例えばある賃貸建物の場合には、収益をさらに上げる手段としてテナント用の看板スペースの捻出に成功しました。当初の計画ではそれは見込んでいなかったのですが、途中で天空率と呼ばれる考え方を用いて、斜線制限という高さ制限の緩和を受ける方向に計画を見直したので、この看板スペースを生み出すことができたのです。
一言で言えば、賃貸建物の建つ位置を道路際から後退させ、それによって建物の形態を、斜線制限を受けない、すっきりしたものに整えました。建物の位置を道路から後退させたことで、道路と建物との間にはスペースが生まれました。そこを、道路からよく見通せることから価値があるのではと考え、看板スペースに充てて、おまけに隣家との塀にもしました。
この例では、収益性を上げるためというよりは、あくまで高さ制限の緩和を受けるために計画を見直しています。ただ、建物の形態を改めただけに留まらず、それによって生み出されたスペースに目を向けました。
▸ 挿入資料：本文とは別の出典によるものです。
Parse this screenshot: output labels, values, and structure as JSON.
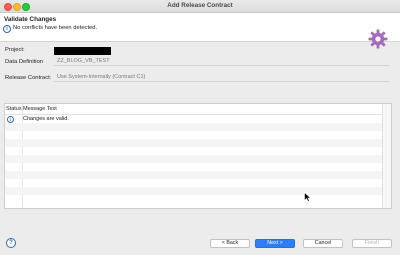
{
  "window": {
    "title": "Add Release Contract"
  },
  "banner": {
    "title": "Validate Changes",
    "message": "No conflicts have been detected.",
    "banner_icon": "gear-icon"
  },
  "form": {
    "project_label": "Project:",
    "data_definition_label": "Data Definition",
    "data_definition_value": "ZZ_BLOG_VB_TEST",
    "release_contract_label": "Release Contract:",
    "release_contract_value": "Use System-Internally (Contract C1)"
  },
  "table": {
    "columns": [
      "Status",
      "Message Text"
    ],
    "rows": [
      {
        "status_icon": "info-icon",
        "text": "Changes are valid."
      }
    ]
  },
  "buttons": {
    "back": "< Back",
    "next": "Next >",
    "cancel": "Cancel",
    "finish": "Finish"
  },
  "colors": {
    "primary": "#2d7df6",
    "info": "#2d6ab0",
    "gear": "#a56bb8"
  }
}
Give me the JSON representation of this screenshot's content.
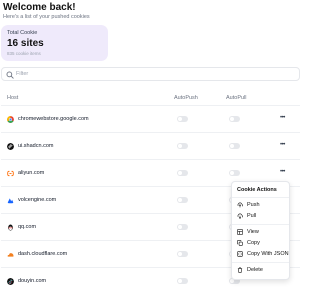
{
  "header": {
    "title": "Welcome back!",
    "subtitle": "Here's a list of your pushed cookies"
  },
  "stats": {
    "label": "Total Cookie",
    "value": "16 sites",
    "note": "835 cookie items"
  },
  "filter": {
    "placeholder": "Filter",
    "value": ""
  },
  "table": {
    "columns": [
      "Host",
      "AutoPush",
      "AutoPull"
    ],
    "rows": [
      {
        "host": "chromewebstore.google.com",
        "icon": "chrome-icon",
        "color": "#4285f4",
        "autopush": false,
        "autopull": false
      },
      {
        "host": "ui.shadcn.com",
        "icon": "shadcn-icon",
        "color": "#111111",
        "autopush": false,
        "autopull": false
      },
      {
        "host": "aliyun.com",
        "icon": "aliyun-icon",
        "color": "#ff6a00",
        "autopush": false,
        "autopull": false
      },
      {
        "host": "volcengine.com",
        "icon": "volcengine-icon",
        "color": "#1664ff",
        "autopush": false,
        "autopull": false
      },
      {
        "host": "qq.com",
        "icon": "qq-icon",
        "color": "#1296db",
        "autopush": false,
        "autopull": false
      },
      {
        "host": "dash.cloudflare.com",
        "icon": "cloudflare-icon",
        "color": "#f38020",
        "autopush": false,
        "autopull": false
      },
      {
        "host": "douyin.com",
        "icon": "douyin-icon",
        "color": "#111111",
        "autopush": false,
        "autopull": false
      }
    ]
  },
  "menu": {
    "title": "Cookie Actions",
    "items": [
      {
        "label": "Push",
        "icon": "upload-icon"
      },
      {
        "label": "Pull",
        "icon": "download-icon"
      },
      {
        "label": "View",
        "icon": "table-icon"
      },
      {
        "label": "Copy",
        "icon": "copy-icon"
      },
      {
        "label": "Copy With JSON",
        "icon": "json-icon"
      },
      {
        "label": "Delete",
        "icon": "trash-icon"
      }
    ]
  },
  "colors": {
    "card_bg": "#efeafb",
    "toggle_off": "#e5e7eb",
    "border": "#e5e7eb"
  }
}
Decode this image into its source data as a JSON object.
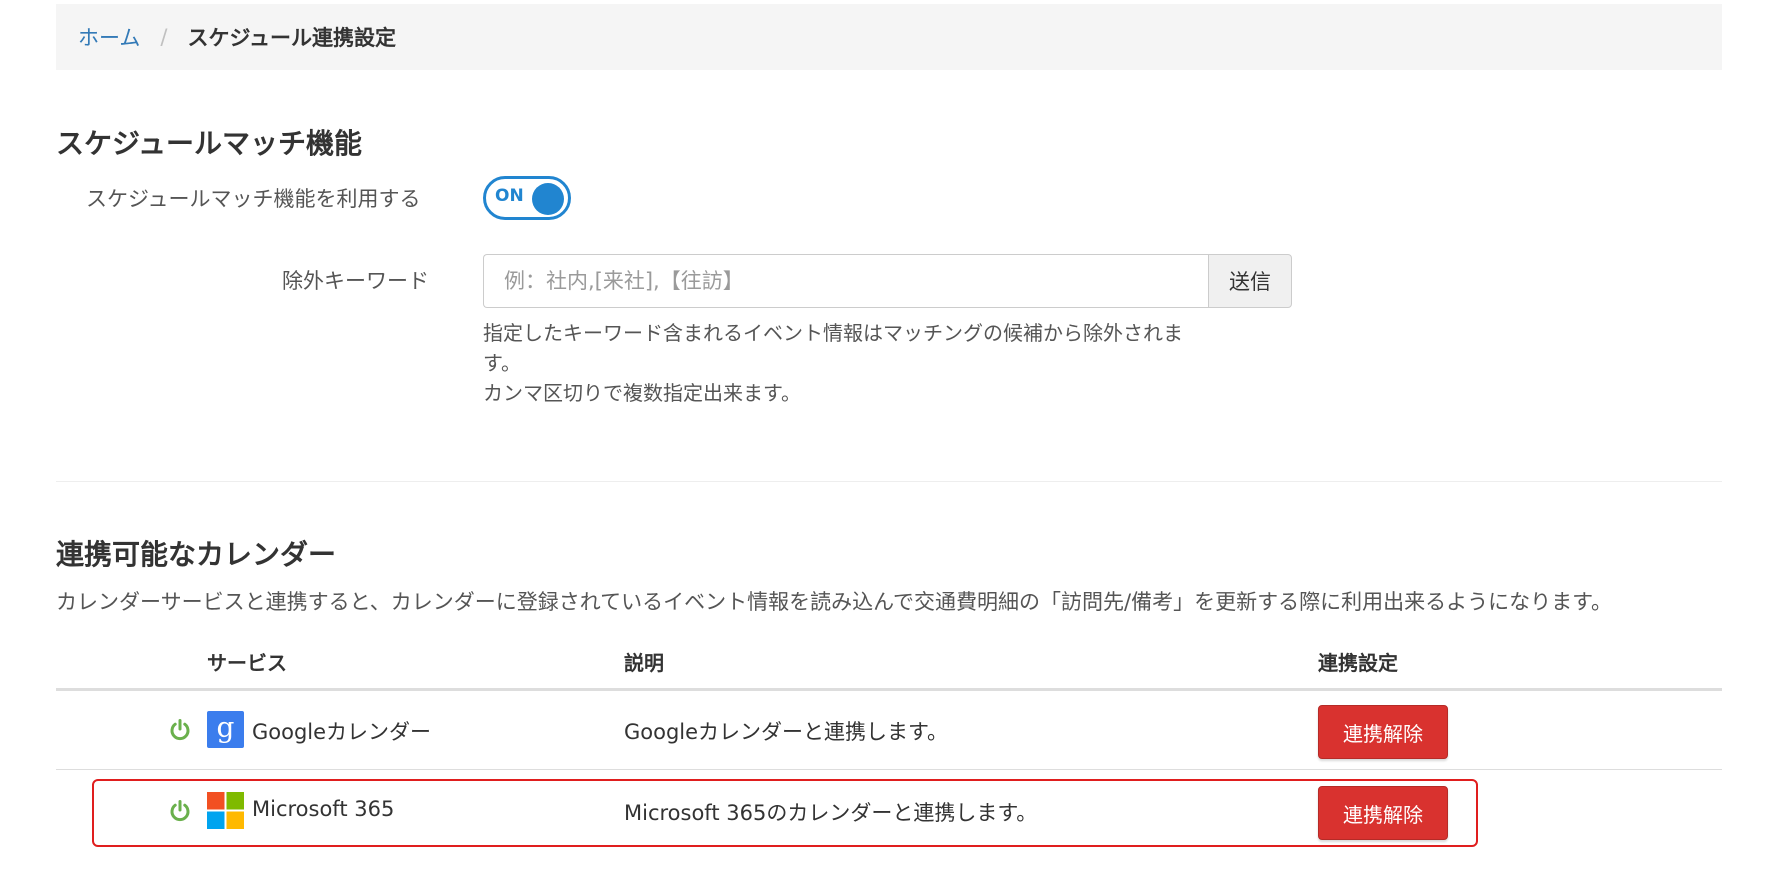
{
  "breadcrumb": {
    "home": "ホーム",
    "separator": "/",
    "current": "スケジュール連携設定"
  },
  "schedule_match": {
    "title": "スケジュールマッチ機能",
    "toggle_label": "スケジュールマッチ機能を利用する",
    "toggle_state": "ON",
    "keyword_label": "除外キーワード",
    "keyword_value": "",
    "keyword_placeholder": "例：社内,[来社],【往訪】",
    "send_label": "送信",
    "help_line1": "指定したキーワード含まれるイベント情報はマッチングの候補から除外されま",
    "help_line2": "す。",
    "help_line3": "カンマ区切りで複数指定出来ます。"
  },
  "calendars": {
    "title": "連携可能なカレンダー",
    "description": "カレンダーサービスと連携すると、カレンダーに登録されているイベント情報を読み込んで交通費明細の「訪問先/備考」を更新する際に利用出来るようになります。",
    "headers": {
      "service": "サービス",
      "description": "説明",
      "settings": "連携設定"
    },
    "rows": [
      {
        "status_icon": "power-icon",
        "logo": "google-logo",
        "service": "Googleカレンダー",
        "description": "Googleカレンダーと連携します。",
        "action": "連携解除"
      },
      {
        "status_icon": "power-icon",
        "logo": "microsoft-logo",
        "service": "Microsoft 365",
        "description": "Microsoft 365のカレンダーと連携します。",
        "action": "連携解除"
      }
    ]
  },
  "colors": {
    "link": "#337ab7",
    "toggle_accent": "#2185d0",
    "status_on": "#6ab04c",
    "danger_button": "#d9322f",
    "highlight": "#e01e1e"
  }
}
そして、そこに看板スペースとしての収益性を見いだしたのです。
建物が完成するまで、費用を抑え、収益を上げる、その努力を怠らないようにしようという姿勢が、それを可能にしたといえます。
支出と収入の精査を重ねながら、建物は完成を迎えます。実はこの建物完成時点こそ、事業リスクの最も高い時期といえます。何しろ、入居率ゼロの状態から満室を目指さないといけません。家賃設定が高ければ、入居者はなかなか集まりません。
しかし、だからと言ってすぐに家賃を下げようものなら、それが実績になります。家賃を上げるのは至難の業ですから、いったん下げてしまった家賃の水準はその後にまで尾を引きます。事業計画を最初から狂わせることになるのです。
重要なのは、完成までにどこまで入居者を確保し入居率を高められるかという点です。新築の案件では、そこに全精力を傾けます。